Budd-Chiari syndrome (BCS) is a rare, life-threatening disease characterized by hepatic venous outflow obstruction. Liver transplantation (LT) is widely accepted as an effective therapeutic measure for irreversible liver failure due to BCS. There is debate on differences in the post LT course and complications in patients with BCS as compared to non-Budd-Chiari (NBC) patients.

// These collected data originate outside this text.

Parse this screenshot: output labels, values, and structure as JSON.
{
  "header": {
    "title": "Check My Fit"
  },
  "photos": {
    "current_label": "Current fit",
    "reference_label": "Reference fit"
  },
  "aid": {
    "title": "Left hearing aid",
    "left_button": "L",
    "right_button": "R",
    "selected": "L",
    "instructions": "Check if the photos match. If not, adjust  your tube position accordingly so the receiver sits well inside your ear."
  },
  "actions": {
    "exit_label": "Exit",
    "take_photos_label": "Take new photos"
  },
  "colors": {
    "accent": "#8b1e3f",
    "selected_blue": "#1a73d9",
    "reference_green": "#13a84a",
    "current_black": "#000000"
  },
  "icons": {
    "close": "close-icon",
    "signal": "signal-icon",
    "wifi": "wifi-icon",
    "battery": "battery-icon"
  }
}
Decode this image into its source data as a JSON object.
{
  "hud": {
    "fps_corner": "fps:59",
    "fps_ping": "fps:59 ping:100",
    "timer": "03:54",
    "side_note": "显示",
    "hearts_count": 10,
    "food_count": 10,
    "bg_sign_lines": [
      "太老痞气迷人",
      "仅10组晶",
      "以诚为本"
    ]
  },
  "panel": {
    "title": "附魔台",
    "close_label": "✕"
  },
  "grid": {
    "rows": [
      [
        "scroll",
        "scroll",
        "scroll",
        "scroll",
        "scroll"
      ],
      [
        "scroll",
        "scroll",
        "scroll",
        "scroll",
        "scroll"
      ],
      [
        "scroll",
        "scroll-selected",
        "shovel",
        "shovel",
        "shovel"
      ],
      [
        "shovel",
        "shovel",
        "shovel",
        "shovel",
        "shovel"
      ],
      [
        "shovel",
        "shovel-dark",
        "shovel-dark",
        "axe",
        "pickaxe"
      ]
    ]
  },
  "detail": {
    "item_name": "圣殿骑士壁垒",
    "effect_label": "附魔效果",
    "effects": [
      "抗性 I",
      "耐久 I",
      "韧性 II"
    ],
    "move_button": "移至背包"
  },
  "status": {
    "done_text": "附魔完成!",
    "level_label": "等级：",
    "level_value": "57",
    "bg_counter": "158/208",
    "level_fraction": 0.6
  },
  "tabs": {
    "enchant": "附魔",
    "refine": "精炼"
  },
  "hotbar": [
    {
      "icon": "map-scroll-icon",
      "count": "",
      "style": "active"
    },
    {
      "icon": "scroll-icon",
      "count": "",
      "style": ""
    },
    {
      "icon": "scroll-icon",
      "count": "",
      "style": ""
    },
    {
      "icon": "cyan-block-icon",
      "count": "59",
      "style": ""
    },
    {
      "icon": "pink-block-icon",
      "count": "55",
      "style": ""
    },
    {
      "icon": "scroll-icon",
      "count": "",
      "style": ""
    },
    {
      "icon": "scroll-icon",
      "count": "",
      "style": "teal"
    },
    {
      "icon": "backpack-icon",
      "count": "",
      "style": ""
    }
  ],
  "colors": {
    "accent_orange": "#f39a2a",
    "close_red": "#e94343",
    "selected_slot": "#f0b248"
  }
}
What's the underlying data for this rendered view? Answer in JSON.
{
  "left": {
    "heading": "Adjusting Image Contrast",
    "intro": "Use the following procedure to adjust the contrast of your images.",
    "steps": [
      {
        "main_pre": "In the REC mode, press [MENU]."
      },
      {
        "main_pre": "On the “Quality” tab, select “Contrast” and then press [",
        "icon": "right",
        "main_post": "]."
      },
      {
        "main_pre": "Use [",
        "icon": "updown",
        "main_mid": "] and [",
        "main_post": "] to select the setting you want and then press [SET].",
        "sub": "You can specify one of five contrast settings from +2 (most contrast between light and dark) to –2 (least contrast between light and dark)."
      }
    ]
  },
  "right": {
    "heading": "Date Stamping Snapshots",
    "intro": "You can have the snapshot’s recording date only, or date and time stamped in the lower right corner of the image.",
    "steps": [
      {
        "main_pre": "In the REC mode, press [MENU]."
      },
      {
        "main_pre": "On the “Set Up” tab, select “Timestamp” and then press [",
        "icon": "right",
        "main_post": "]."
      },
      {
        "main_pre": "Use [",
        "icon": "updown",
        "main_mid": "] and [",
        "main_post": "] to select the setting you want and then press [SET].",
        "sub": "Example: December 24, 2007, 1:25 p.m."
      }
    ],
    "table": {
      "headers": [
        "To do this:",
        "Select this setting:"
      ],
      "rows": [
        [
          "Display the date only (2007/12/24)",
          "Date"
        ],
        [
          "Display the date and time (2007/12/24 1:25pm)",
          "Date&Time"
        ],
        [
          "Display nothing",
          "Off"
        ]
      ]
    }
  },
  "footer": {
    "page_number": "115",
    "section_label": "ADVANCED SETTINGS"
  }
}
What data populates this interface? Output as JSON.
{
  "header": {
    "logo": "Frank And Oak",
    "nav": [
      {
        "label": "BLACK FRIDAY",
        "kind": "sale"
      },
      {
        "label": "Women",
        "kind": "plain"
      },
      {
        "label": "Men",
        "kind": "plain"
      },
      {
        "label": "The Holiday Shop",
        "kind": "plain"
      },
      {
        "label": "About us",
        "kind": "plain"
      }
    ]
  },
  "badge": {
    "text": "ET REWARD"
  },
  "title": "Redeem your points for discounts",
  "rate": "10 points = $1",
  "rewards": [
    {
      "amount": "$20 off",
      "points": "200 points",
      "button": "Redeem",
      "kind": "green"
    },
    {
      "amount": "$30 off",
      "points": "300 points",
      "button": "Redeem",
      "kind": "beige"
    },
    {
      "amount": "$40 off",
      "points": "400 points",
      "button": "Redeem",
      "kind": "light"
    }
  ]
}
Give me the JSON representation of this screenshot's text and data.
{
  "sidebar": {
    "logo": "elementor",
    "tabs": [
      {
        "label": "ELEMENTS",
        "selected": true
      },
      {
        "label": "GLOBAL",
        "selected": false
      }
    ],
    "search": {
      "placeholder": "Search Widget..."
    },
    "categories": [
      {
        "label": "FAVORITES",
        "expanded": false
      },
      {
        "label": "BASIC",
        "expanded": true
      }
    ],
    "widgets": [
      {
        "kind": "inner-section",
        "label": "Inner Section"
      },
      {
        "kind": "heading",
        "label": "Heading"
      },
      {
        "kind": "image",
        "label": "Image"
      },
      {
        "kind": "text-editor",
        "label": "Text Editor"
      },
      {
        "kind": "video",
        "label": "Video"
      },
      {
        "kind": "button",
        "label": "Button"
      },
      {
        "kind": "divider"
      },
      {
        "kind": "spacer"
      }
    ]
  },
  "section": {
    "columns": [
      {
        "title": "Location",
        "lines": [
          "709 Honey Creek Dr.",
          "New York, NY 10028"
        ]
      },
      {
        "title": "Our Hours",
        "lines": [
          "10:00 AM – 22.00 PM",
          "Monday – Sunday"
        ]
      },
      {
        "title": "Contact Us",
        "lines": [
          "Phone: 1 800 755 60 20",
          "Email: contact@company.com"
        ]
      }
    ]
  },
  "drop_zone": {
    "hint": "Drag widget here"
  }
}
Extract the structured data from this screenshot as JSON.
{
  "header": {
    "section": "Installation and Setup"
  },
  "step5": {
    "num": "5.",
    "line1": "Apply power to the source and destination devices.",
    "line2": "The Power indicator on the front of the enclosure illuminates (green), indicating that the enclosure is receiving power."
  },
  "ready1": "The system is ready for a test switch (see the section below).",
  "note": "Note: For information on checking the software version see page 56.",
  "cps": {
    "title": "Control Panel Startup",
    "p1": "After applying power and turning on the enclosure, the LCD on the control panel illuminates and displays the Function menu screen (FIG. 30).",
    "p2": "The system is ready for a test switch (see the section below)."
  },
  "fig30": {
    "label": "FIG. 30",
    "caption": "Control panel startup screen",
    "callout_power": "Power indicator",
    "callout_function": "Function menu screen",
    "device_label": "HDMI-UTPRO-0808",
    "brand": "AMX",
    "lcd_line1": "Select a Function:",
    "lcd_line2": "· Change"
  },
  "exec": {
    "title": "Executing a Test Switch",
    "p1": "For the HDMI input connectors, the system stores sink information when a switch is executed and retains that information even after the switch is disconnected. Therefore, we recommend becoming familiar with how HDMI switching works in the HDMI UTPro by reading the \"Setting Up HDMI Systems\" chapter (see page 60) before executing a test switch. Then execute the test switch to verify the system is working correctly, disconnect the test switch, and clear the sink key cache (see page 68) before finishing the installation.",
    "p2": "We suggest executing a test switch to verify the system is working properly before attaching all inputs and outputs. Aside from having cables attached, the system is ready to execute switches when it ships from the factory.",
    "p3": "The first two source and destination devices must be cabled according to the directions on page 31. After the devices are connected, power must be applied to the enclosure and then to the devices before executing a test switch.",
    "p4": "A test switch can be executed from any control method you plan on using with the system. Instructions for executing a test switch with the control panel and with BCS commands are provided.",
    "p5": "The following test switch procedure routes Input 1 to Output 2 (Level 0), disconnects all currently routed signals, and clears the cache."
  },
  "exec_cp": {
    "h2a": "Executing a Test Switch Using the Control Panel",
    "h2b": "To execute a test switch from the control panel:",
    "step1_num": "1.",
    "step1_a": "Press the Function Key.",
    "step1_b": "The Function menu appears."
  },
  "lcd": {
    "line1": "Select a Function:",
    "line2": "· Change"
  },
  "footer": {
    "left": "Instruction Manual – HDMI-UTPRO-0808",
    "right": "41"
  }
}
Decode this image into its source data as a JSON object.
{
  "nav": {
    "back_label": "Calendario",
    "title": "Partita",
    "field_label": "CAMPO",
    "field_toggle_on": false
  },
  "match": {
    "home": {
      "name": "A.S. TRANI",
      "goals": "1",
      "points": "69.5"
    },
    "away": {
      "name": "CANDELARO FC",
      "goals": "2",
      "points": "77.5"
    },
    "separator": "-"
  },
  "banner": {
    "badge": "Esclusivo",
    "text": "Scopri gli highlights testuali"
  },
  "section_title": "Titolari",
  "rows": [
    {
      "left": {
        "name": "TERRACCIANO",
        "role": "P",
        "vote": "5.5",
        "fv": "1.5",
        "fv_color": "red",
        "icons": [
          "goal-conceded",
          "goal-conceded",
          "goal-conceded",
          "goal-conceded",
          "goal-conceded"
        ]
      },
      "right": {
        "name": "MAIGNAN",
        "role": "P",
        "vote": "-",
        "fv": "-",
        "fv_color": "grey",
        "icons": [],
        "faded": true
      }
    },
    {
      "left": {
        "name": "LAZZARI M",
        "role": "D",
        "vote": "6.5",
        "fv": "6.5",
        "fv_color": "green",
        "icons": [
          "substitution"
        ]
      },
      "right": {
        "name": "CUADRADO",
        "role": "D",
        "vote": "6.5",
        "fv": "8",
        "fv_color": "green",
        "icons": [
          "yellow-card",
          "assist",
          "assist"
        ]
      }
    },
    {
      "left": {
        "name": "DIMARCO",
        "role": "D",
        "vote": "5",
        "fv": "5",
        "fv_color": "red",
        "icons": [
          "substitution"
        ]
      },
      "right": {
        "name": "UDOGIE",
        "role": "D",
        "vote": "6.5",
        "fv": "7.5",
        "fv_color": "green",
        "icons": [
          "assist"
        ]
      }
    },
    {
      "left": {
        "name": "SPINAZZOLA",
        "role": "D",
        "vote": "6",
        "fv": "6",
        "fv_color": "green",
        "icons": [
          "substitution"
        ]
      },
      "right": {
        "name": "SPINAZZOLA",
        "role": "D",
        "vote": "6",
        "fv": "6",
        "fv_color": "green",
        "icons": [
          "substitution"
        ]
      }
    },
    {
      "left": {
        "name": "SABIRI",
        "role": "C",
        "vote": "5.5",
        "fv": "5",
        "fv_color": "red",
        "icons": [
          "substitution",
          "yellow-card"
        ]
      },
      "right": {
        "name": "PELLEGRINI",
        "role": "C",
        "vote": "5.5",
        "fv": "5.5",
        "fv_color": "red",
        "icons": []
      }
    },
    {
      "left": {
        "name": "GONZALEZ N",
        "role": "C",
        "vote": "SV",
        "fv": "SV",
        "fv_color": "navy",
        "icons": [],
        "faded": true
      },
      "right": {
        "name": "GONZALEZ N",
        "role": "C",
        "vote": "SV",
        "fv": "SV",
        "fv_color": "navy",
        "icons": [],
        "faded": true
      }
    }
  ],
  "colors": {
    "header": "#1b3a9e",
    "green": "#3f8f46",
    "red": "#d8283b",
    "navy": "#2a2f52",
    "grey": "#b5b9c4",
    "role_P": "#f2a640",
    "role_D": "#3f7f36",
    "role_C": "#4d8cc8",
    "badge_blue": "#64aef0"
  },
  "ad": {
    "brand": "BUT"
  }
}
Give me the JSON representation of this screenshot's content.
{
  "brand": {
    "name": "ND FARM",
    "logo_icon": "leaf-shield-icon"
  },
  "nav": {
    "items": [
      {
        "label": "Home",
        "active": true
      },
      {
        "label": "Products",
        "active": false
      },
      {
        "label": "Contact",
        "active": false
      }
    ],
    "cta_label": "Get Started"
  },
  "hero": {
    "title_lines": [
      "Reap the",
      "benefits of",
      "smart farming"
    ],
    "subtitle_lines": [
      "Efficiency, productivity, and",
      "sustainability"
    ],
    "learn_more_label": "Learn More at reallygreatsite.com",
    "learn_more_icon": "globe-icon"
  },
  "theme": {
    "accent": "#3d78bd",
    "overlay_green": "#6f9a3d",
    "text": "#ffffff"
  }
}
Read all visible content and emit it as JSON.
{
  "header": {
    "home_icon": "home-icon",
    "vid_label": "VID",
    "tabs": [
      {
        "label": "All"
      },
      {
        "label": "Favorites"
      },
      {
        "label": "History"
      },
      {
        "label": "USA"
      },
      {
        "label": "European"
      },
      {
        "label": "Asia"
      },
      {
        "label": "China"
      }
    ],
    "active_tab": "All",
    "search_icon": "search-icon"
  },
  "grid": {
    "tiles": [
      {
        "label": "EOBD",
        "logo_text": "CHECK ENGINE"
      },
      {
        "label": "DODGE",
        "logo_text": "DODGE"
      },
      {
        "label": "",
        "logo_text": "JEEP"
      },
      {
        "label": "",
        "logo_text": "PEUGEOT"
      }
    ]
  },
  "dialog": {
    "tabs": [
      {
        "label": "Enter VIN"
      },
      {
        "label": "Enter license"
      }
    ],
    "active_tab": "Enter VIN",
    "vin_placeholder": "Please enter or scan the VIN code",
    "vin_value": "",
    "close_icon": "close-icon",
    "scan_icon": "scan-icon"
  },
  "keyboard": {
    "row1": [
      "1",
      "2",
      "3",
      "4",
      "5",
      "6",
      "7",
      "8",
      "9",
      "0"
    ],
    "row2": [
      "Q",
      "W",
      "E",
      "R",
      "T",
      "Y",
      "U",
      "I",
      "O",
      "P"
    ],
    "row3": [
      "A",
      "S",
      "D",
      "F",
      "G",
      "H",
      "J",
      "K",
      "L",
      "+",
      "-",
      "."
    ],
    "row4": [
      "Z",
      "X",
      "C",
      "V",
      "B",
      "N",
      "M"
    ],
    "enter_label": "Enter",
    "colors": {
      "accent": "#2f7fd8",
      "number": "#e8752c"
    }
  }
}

In this retrospective study, data on all patients who received a liver transplant for BCS at the Shiraz Organ Transplantation Center between January 1996 and September 2017 were reviewed and compared to data of a control group who had received liver transplants over the same period but due to other causes (NBC).
Out of 4225 patients who received liver transplants in the study period, 108 had BCS and an age- and gender-matched control group consisted of 108 NBC cases. The mean ± standard deviation (SD) of model for end-stage liver disease (MELD) scores were 19.1 ± 3 and 20 ± 3 for BCS and NBC groups, respectively (p = 0.33). One-, 3-, 5-, and 10-year survival rates in the BCS group were as follows: 82%, 78%, 76%, and 76% compared with the NBC rates of 83%, 83%, 83%, and 76%, respectively (p = 0.556). There was no difference between the two groups in complication rates after 6 months. In the later period, vascular thrombosis was more common in BCS.
Whole-organ LT from deceased donors in patients with BCS had comparable outcomes with LT due to other causes of end-stage liver disease. In most instances, these patients should receive lifelong anticoagulation.